POST to /oauth/revoke.

pub async fn oauth_get_openid_configuration( &self, ) -> Result<OpenIdConfiguration, AuthError>

Fetch the OpenID Connect discovery document.

GET /.well-known/openid-configuration.

pub async fn oauth_get_jwks(&self) -> Result<JwksResponse, AuthError>

Fetch the JSON Web Key Set (JWKS) for token verification.

GET /.well-known/jwks.json.

pub async fn oauth_get_userinfo( &self, access_token: &str, ) -> Result<JsonValue, AuthError>

Fetch user info from the OAuth userinfo endpoint.

GET /oauth/userinfo with Bearer token.

pub fn get_claims(token: &str) -> Result<JsonValue, AuthError>

Extract claims from a JWT access token without verifying the signature.

This is a client-side decode only — it does NOT validate the token. Useful for reading sub, exp, role, email, custom claims, etc.

Returns the payload as a serde_json::Value object.

pub async fn sign_up_with_email_full( &self, email: &str, password: &str, data: Option<JsonValue>, captcha_token: Option<&str>, ) -> Result<AuthResponse, AuthError>

Sign up with email, password, optional user data, and optional captcha token.

This is the full-featured sign-up method that consolidates email sign-up with all optional parameters. The captcha token is sent as gotrue_meta_security.captcha_token in the request body.

pub async fn sign_in_with_password_email_captcha( &self, email: &str, password: &str, captcha_token: Option<&str>, ) -> Result<Session, AuthError>

Sign in with email and password, with an optional captcha token.
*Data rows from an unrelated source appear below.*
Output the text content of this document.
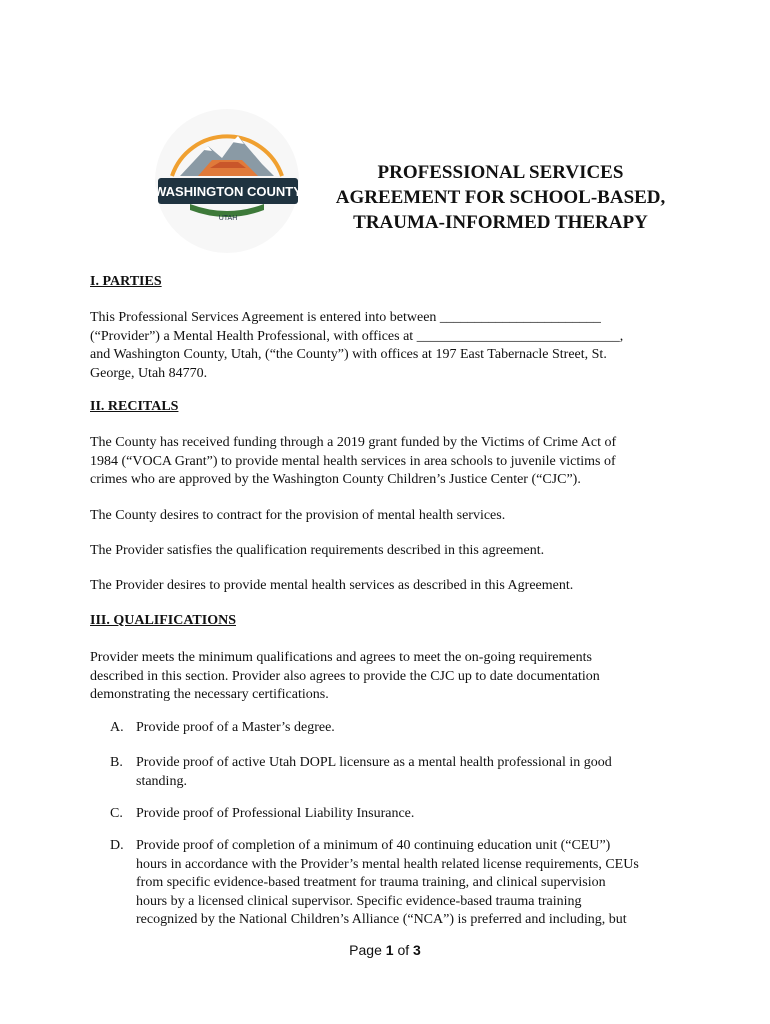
WASHINGTON COUNTY
UTAH
PROFESSIONAL SERVICES
AGREEMENT FOR SCHOOL-BASED,
TRAUMA-INFORMED THERAPY
I. PARTIES
This Professional Services Agreement is entered into between _______________________
(“Provider”) a Mental Health Professional, with offices at _____________________________,
and Washington County, Utah, (“the County”) with offices at 197 East Tabernacle Street, St.
George, Utah 84770.
II. RECITALS
The County has received funding through a 2019 grant funded by the Victims of Crime Act of
1984 (“VOCA Grant”) to provide mental health services in area schools to juvenile victims of
crimes who are approved by the Washington County Children’s Justice Center (“CJC”).
The County desires to contract for the provision of mental health services.
The Provider satisfies the qualification requirements described in this agreement.
The Provider desires to provide mental health services as described in this Agreement.
III. QUALIFICATIONS
Provider meets the minimum qualifications and agrees to meet the on-going requirements
described in this section. Provider also agrees to provide the CJC up to date documentation
demonstrating the necessary certifications.
A. Provide proof of a Master’s degree.
B. Provide proof of active Utah DOPL licensure as a mental health professional in good
standing.
C. Provide proof of Professional Liability Insurance.
D. Provide proof of completion of a minimum of 40 continuing education unit (“CEU”)
hours in accordance with the Provider’s mental health related license requirements, CEUs
from specific evidence-based treatment for trauma training, and clinical supervision
hours by a licensed clinical supervisor. Specific evidence-based trauma training
recognized by the National Children’s Alliance (“NCA”) is preferred and including, but
Page 1 of 3
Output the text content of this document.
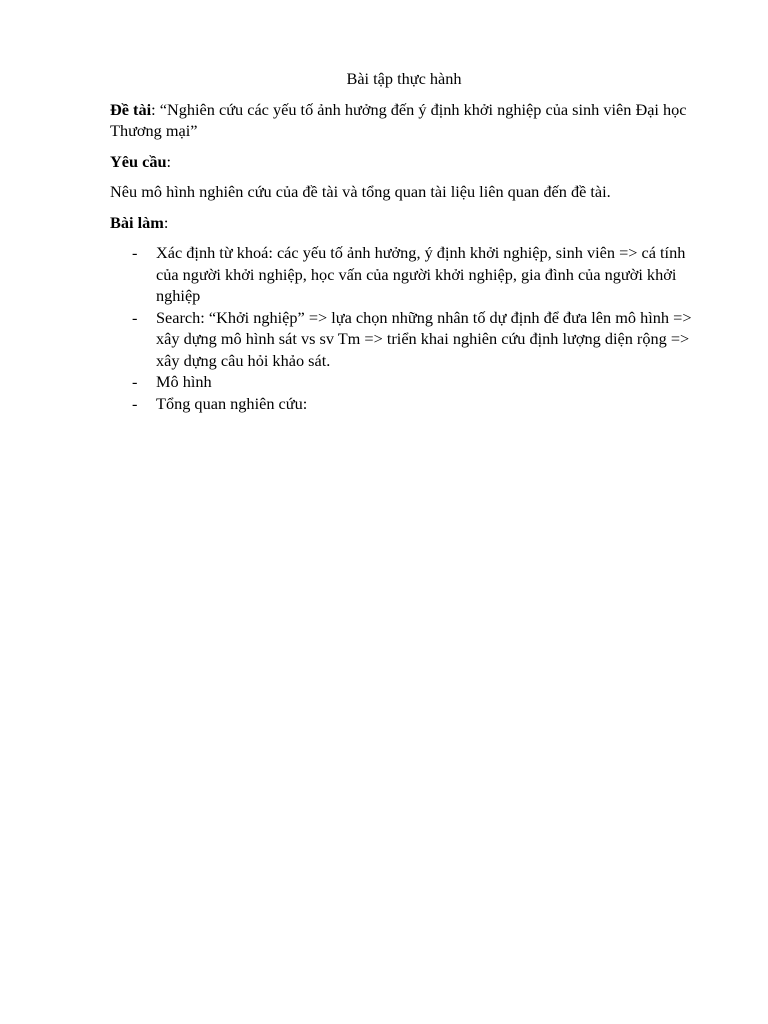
Bài tập thực hành
Đề tài: “Nghiên cứu các yếu tố ảnh hưởng đến ý định khởi nghiệp của sinh viên Đại học Thương mại”
Yêu cầu:
Nêu mô hình nghiên cứu của đề tài và tổng quan tài liệu liên quan đến đề tài.
Bài làm:
- Xác định từ khoá: các yếu tố ảnh hưởng, ý định khởi nghiệp, sinh viên => cá tính của người khởi nghiệp, học vấn của người khởi nghiệp, gia đình của người khởi nghiệp
- Search: “Khởi nghiệp” => lựa chọn những nhân tố dự định để đưa lên mô hình => xây dựng mô hình sát vs sv Tm => triển khai nghiên cứu định lượng diện rộng => xây dựng câu hỏi khảo sát.
- Mô hình
- Tổng quan nghiên cứu:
pub async fn sign_in_with_otp_email_captcha( &self, email: &str, captcha_token: Option<&str>, ) -> Result<(), AuthError>

Send a magic link / OTP to an email, with an optional captcha token.

pub async fn sign_in_with_otp_phone_captcha( &self, phone: &str, channel: OtpChannel, captcha_token: Option<&str>, ) -> Result<(), AuthError>

Send an OTP to a phone number, with an optional captcha token.

pub async fn sign_in_with_web3( &self, params: Web3SignInParams, ) -> Result<Session, AuthError>

Sign in with a Web3 wallet (Ethereum or Solana).

POST to /token?grant_type=web3 with chain, address, message, signature, nonce. Stores the session and emits SignedIn.

Trait Implementations

impl Clone for AuthClient

fn clone(&self) -> AuthClient

Returns a duplicate of the value.

fn clone_from(&mut self, source: &Self)

Performs copy-assignment from source.

impl Debug for AuthClient

fn fmt(&self, f: &mut Formatter<'_>) -> Result

Formats the value using the given formatter.